At a height of 490 metres, the crew received repeated warnings about possible wind shear ahead, but the aircraft continued to descend. At 82 metres the crew received a warning about deviating below glide path. Simultaneously, the commander increased engine revs, bringing the aircraft speed to 315 km/h, higher than recommended for such conditions.
On the first touchdown, the aircraft hit the runway at a speed of 293 km/h. Simultaneously the commander moved the control stick from ‘push’ to ‘pull’ and, as a result, the aircraft’s three landing gears touched the runway with 2.55 g force, below the allowable g-force for the aircraft’s structure.
Direct mode did not automatically extend the aircraft’s spoilers, a move that could have reduced the aircraft’s speed and neither did members of the flight crew extend them manually.
After that, the aircraft billowed along a two-metre-high path and, since the commander was still holding the control stick at full nose-down position, the SSJ100 dived, causing a second touchdown that was even harder, with the nose landing gear hitting the ground at a speed of 287 km/h at 5.85 g.
Just before the final touchdown, the commander pulled back the control stick, a move that, in combination with the high speed, caused another bloat, to a height of five or six metres this time. At this point, the crew tried to increase the thrust in an attempt to abort the landing and go around. But this did not happen, because during the previous bloat the thrust reverser system had been activated, and its doors were still open.
The third contact with the runway occurred at a speed of 258 km/h and a vertical force of not less than five g. The main landing gear had already been partially destroyed during the previous touchdowns, which caused the further disintegration of the aircraft structure, leading to a fuel leak and fire.

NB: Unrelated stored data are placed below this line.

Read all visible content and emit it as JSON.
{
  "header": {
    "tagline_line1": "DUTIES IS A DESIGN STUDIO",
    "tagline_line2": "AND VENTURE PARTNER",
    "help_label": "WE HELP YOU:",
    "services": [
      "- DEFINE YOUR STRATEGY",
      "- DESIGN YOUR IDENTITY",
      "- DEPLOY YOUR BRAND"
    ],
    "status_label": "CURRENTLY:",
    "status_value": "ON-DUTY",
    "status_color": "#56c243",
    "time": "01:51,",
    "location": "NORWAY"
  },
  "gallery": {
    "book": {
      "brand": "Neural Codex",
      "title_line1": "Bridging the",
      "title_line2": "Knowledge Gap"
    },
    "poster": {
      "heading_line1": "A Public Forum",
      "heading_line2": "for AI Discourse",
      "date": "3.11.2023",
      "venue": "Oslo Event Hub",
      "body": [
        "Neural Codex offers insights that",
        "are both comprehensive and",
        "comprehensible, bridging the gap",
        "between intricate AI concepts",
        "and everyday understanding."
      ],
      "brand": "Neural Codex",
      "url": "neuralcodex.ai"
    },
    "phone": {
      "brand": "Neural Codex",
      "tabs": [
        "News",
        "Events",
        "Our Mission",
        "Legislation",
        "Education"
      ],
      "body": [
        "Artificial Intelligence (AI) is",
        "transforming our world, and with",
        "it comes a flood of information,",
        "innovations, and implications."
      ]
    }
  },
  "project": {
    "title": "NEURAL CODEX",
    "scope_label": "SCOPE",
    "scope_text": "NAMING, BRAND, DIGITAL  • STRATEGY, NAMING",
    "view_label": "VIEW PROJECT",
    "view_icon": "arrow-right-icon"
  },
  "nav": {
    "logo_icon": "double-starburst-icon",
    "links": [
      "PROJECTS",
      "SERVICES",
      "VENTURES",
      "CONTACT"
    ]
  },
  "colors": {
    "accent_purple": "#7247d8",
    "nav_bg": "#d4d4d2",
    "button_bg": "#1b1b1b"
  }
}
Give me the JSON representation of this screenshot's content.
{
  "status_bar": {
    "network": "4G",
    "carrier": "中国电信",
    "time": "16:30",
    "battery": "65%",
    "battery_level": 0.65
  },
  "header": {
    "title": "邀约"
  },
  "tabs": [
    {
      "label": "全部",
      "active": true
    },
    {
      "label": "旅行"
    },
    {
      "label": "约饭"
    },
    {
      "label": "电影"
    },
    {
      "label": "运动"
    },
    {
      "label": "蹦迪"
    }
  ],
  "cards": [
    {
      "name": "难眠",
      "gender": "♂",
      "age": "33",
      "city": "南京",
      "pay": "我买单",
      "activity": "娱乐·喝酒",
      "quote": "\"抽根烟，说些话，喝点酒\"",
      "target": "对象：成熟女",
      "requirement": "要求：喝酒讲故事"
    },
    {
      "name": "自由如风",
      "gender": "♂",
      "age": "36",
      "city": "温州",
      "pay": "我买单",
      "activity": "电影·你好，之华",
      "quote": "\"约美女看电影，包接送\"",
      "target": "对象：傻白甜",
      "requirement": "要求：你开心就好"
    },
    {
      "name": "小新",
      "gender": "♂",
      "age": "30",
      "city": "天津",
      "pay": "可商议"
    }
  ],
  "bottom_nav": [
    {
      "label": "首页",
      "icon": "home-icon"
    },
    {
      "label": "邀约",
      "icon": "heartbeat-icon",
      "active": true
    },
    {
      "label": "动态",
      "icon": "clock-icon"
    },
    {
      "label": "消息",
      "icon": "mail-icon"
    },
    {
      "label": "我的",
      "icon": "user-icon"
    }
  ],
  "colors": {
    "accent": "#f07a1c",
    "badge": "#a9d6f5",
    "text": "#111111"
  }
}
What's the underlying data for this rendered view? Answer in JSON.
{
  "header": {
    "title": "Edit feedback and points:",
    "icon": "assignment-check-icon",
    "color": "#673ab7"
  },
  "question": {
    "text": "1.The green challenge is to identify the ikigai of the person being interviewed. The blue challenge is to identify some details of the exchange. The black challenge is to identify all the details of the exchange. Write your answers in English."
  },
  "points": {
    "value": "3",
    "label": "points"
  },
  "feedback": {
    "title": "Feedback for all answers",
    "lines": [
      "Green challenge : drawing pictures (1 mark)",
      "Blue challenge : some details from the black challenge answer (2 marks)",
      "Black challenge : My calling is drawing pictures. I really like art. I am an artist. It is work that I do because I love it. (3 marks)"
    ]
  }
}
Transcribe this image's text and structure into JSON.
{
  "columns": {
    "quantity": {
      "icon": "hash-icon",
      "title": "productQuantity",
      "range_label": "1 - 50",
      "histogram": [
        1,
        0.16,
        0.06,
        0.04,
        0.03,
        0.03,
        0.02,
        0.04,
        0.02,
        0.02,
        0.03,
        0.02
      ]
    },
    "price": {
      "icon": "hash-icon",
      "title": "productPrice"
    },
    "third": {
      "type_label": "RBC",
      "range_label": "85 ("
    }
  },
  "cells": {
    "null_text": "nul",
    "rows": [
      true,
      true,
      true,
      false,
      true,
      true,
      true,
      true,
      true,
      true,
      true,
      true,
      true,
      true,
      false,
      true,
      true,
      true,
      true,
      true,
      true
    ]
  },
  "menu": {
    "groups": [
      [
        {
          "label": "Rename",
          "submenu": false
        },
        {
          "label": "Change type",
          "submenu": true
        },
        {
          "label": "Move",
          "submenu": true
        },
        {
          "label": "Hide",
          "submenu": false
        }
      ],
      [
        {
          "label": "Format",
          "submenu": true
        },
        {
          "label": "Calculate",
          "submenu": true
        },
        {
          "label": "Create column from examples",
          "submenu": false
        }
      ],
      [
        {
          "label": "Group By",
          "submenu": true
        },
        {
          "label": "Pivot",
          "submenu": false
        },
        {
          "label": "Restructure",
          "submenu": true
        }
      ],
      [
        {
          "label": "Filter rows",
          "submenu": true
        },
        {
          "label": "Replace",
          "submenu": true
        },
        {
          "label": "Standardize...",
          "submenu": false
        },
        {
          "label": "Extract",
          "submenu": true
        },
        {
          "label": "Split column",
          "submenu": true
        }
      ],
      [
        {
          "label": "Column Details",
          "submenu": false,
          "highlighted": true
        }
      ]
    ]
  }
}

The report states that flight recorders point to full or partial loss of engine control – the engines were running until the end of recording. Subsequent inspection of the aircraft showed that although the switches of the fire-fighting systems on both engines had been activated, fire-extinguisher bottles did not discharge.
The IAC has pointed out that it intends to run a simulation of the flight of the crashed aircraft using a full flight simulator.